The Namer is currently the IDF’s most fortified APC, outfitted with the Trophy anti-tank missile active protection system also installed on the Merkava Tank. The IDF has invested significant funds into upgrading its capabilities in the three years since the Gaza War of 2014, especially in the field of urban combat.

“The turret is unmanned and does not penetrate the combat cell so that the ability to carry the soldiers is not harmed. Its operation is expected to be simple and will be performed by the APC’s crew. The turret will also incorporate an active defense system and additional systems that will greatly contribute to its capabilities.”

The turret will also be installed on the IDF’s new wheeled APC, the Eitan, which is considered more maneuverable than other APCs and is set to enter operational use for infantry battalions in the coming year.

The Eitan can carry 12 soldiers—including the commander, gunner and driver— and has touch-screen systems offering a 360-degree view of the battlefield.

While less fortified than the Namer, it will be equipped with advanced defense systems such as the Trophy active protection system and hi-tech armor designed to protect against RPGs and anti-tank missiles. The Eitan will also come equipped with an FN MAG, .50 caliber heavy machine gun, a 30mm cannon with a range of 2,500 meters and a missile launcher that can be operated without crew members leaving the vehicle and exposing themselves to the enemy.

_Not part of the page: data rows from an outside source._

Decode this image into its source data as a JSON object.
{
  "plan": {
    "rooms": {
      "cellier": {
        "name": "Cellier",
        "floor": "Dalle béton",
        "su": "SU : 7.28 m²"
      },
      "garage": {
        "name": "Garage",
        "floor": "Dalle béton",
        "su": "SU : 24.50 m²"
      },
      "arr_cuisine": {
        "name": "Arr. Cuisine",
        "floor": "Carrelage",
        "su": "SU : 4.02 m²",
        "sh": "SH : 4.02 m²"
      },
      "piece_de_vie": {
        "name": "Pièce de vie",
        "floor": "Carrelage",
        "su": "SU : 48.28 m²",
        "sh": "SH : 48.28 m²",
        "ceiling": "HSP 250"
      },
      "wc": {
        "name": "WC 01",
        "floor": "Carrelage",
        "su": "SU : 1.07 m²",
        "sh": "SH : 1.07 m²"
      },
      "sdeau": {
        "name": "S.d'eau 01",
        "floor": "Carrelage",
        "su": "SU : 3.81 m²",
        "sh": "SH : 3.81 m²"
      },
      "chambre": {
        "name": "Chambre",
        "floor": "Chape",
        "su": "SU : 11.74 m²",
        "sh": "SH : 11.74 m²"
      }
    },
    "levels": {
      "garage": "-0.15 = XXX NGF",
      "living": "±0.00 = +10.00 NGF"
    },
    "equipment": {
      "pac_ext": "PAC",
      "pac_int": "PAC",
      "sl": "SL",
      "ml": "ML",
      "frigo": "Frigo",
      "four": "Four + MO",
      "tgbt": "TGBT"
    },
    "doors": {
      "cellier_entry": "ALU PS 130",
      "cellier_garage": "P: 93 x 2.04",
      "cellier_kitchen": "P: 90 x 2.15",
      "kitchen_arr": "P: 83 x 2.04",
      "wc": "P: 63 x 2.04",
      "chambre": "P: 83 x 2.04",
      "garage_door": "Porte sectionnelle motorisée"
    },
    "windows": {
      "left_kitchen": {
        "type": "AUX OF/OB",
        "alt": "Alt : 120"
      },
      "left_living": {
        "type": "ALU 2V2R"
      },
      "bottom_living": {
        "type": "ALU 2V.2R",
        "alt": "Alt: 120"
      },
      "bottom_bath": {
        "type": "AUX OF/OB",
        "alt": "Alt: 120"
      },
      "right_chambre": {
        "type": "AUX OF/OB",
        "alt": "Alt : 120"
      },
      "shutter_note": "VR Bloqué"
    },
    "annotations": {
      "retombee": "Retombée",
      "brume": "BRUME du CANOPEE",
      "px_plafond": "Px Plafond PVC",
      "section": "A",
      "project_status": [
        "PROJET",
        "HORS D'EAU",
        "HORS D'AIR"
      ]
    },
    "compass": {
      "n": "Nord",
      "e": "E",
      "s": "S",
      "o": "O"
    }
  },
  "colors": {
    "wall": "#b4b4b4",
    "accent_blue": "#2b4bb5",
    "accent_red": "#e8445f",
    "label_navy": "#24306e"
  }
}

“We are taking the APC to a whole new level, turning the Namer (APC) into an infantry fighting vehicle (IFV), which will allow crew to use it not only as an armored vehicle which wheels them from place to place,” Matzliach said at the Second International Ground Warfare and Logistics Conference at Latrun outside of Jerusalem in May.

The tests are being carried out by the Tank Program Administration of Israel’s Defense Ministry together with the IDF Ground Forces.